Punishment Versus Compassion

An idea that Johann Hari explores in his book Chasing The Scream is that people with drug addiction need family and community support to get through their addiction, not punishment and castigation. Throughout the book Hari asks why people develop addictions, what do people do when they successfully get past an addiction, and what structures and systems work against recovery?

 

Early in the book Hari references a conversation he had with pastor and civil rights activist Eugene Callender about singer Billie Holliday. Hari writes, “Callender had built a clinic for heroin addicts in his church, and he pleaded for Billie to be allowed to go there to be nursed back to health.

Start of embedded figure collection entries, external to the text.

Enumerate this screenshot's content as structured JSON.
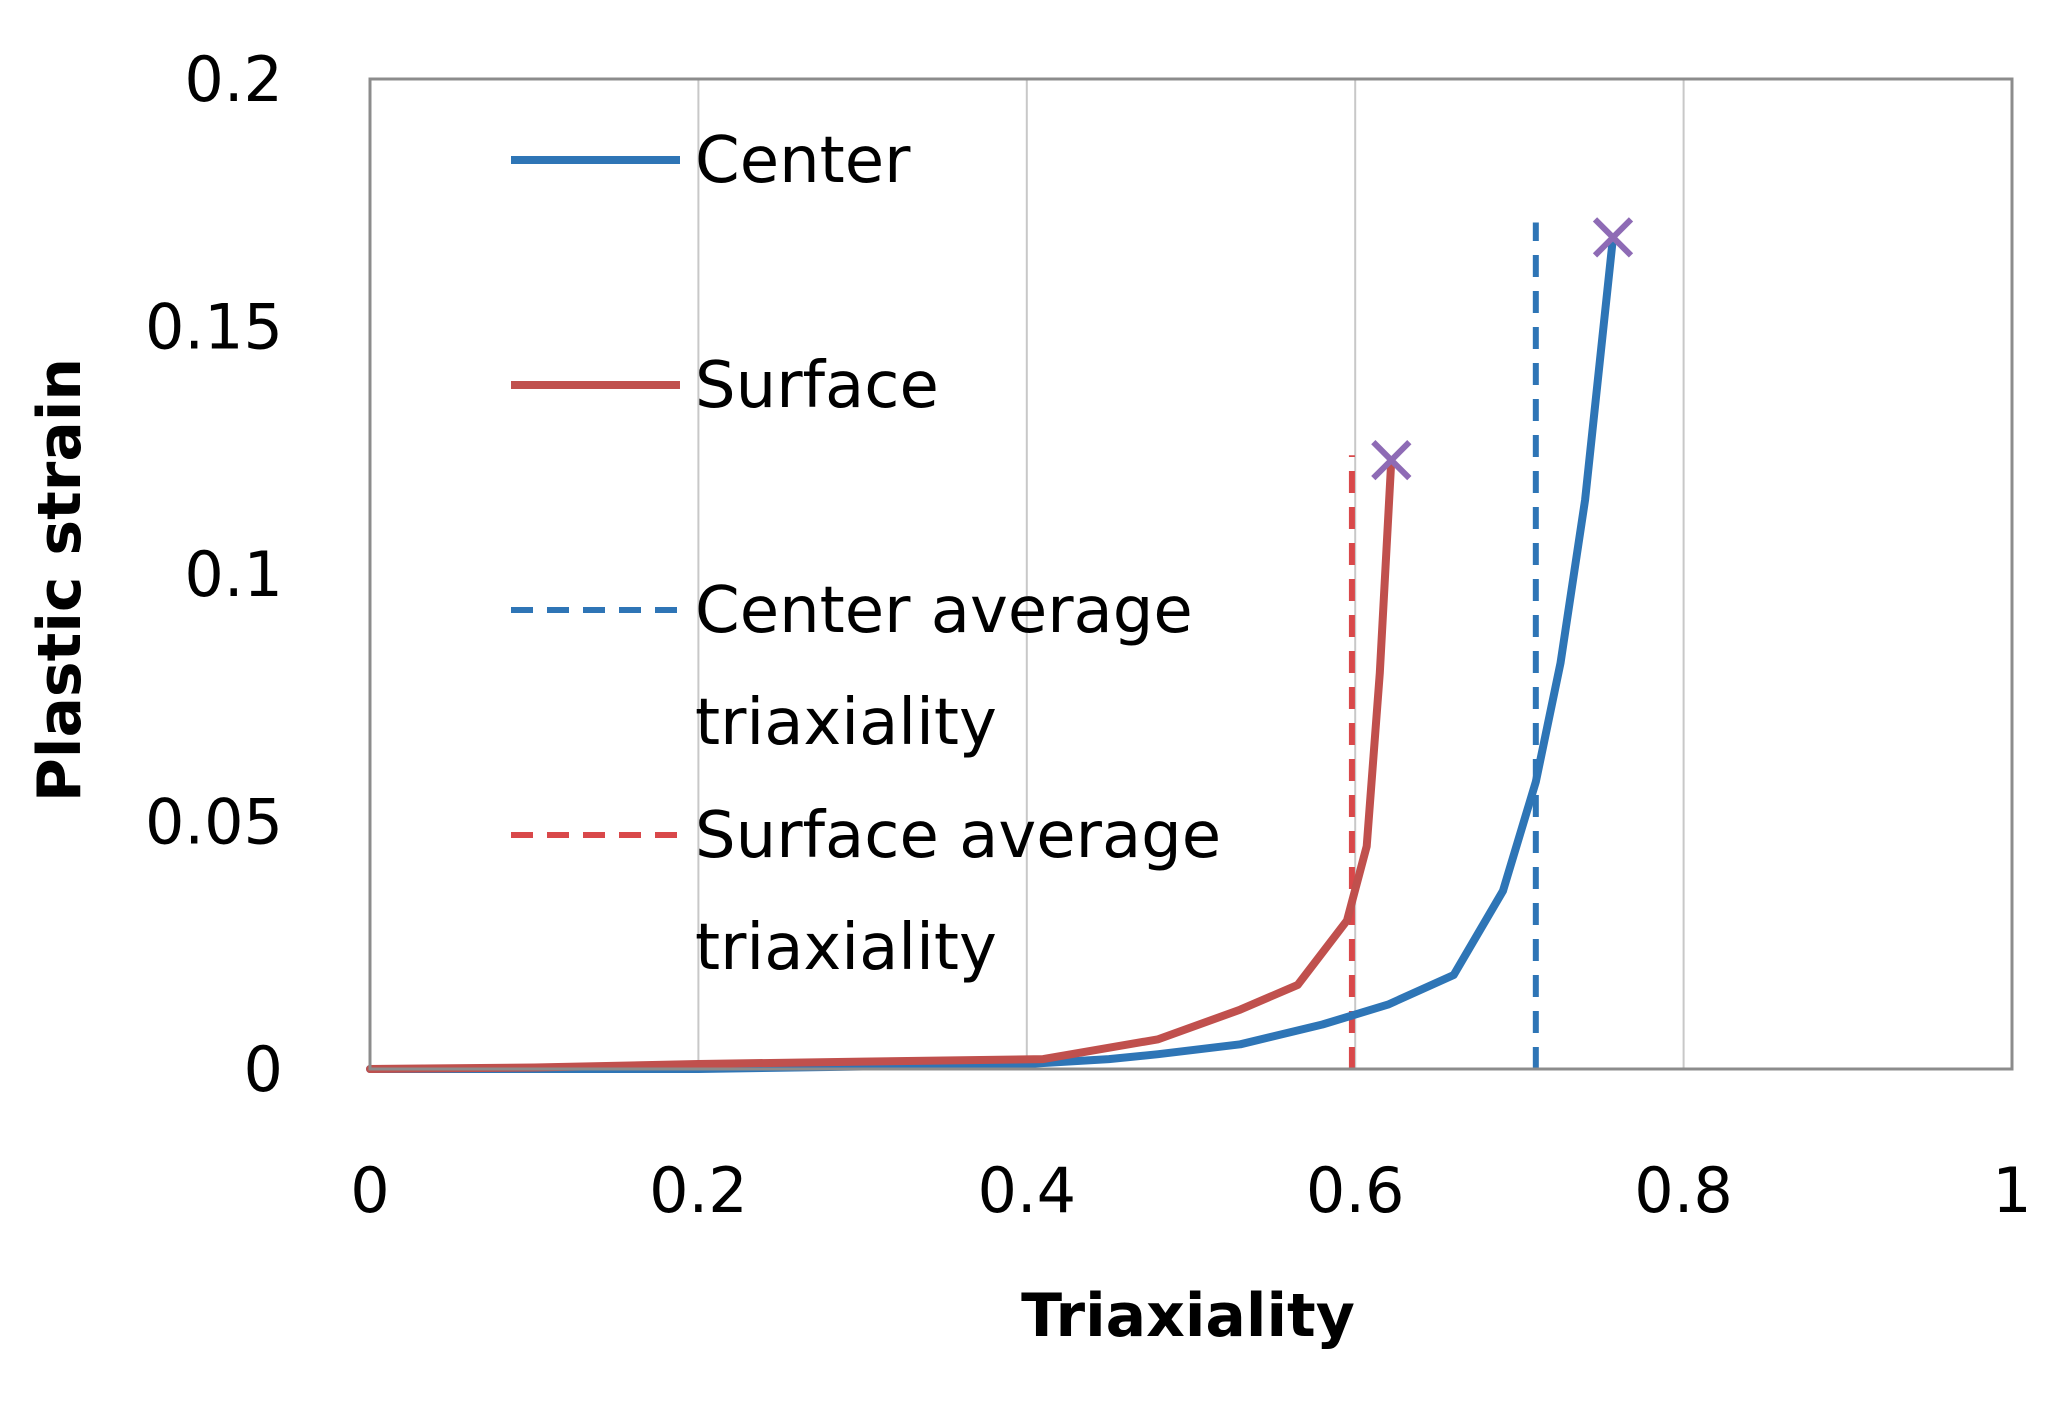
{
  "chart_data": {
    "type": "line",
    "xlabel": "Triaxiality",
    "ylabel": "Plastic strain",
    "xlim": [
      0,
      1
    ],
    "ylim": [
      0,
      0.2
    ],
    "xticks": [
      "0",
      "0.2",
      "0.4",
      "0.6",
      "0.8",
      "1"
    ],
    "yticks": [
      "0",
      "0.05",
      "0.1",
      "0.15",
      "0.2"
    ],
    "grid": "vertical",
    "legend_position": "top-left",
    "series": [
      {
        "name": "Center",
        "style": "solid",
        "color": "#2E75B6",
        "points": [
          [
            0,
            0
          ],
          [
            0.1,
            0
          ],
          [
            0.2,
            0
          ],
          [
            0.3,
            0.0005
          ],
          [
            0.4,
            0.001
          ],
          [
            0.45,
            0.002
          ],
          [
            0.48,
            0.003
          ],
          [
            0.53,
            0.005
          ],
          [
            0.58,
            0.009
          ],
          [
            0.62,
            0.013
          ],
          [
            0.66,
            0.019
          ],
          [
            0.69,
            0.036
          ],
          [
            0.71,
            0.058
          ],
          [
            0.725,
            0.082
          ],
          [
            0.74,
            0.115
          ],
          [
            0.757,
            0.168
          ]
        ],
        "end_marker": {
          "x": 0.757,
          "y": 0.168
        }
      },
      {
        "name": "Surface",
        "style": "solid",
        "color": "#C0504D",
        "points": [
          [
            0,
            0
          ],
          [
            0.1,
            0.0003
          ],
          [
            0.2,
            0.001
          ],
          [
            0.3,
            0.0015
          ],
          [
            0.41,
            0.002
          ],
          [
            0.48,
            0.006
          ],
          [
            0.53,
            0.012
          ],
          [
            0.565,
            0.017
          ],
          [
            0.595,
            0.03
          ],
          [
            0.607,
            0.045
          ],
          [
            0.615,
            0.08
          ],
          [
            0.622,
            0.123
          ]
        ],
        "end_marker": {
          "x": 0.622,
          "y": 0.123
        }
      },
      {
        "name": "Center average triaxiality",
        "legend_lines": [
          "Center average",
          "triaxiality"
        ],
        "style": "dashed",
        "color": "#2E75B6",
        "x": 0.71,
        "y_range": [
          0,
          0.171
        ]
      },
      {
        "name": "Surface average triaxiality",
        "legend_lines": [
          "Surface average",
          "triaxiality"
        ],
        "style": "dashed",
        "color": "#D9484A",
        "x": 0.598,
        "y_range": [
          0,
          0.124
        ]
      }
    ],
    "marker_color": "#8E6BB5"
  }
}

His reasoning was simple, he told me in 2013: addicts, he said, are human beings, just like you and me. Punishment makes them sicker; compassion can make them well.”

 

Hari argues that community is the cure for drug addiction. He sees drug addiction as a consequence of trauma, pain, depression, adverse experiences, and a loss of a sense of togetherness. When people are isolated and don’t truly feel as though they are part of a larger community where they belong and where their lives and actions matter, then people can’t take personal responsibility, they can’t work for more, and they often turn to drugs to blunt the pain and fill the empty voids. What this means, is that addiction is a consequence of everyone’s selfish actions, it is not just a moral failing of the individual. Consequently, we all have a role to play in the recovery of those in our communities dealing with addiction.

 

What Reverend Callender noticed, as highlighted in the quote above, is that people dealing with substance addictions need support and guidance to get through their struggles. People turn to drugs in times of pain when they feel something lacking in their lives. Taking more away from them, limiting their ability to interact with a community, and pushing more challenges at them only worsens the underlying psychological stress and trauma that drove them to addiction in the first place. Punishment is harmful, whereas compassion and forgiveness is what gives people a second chance and encourages them to improve their lives. If we don’t treat people facing addiction with dignity and respect, can we ever expect them to treat themselves with the dignity and respect needed to overcome addiction?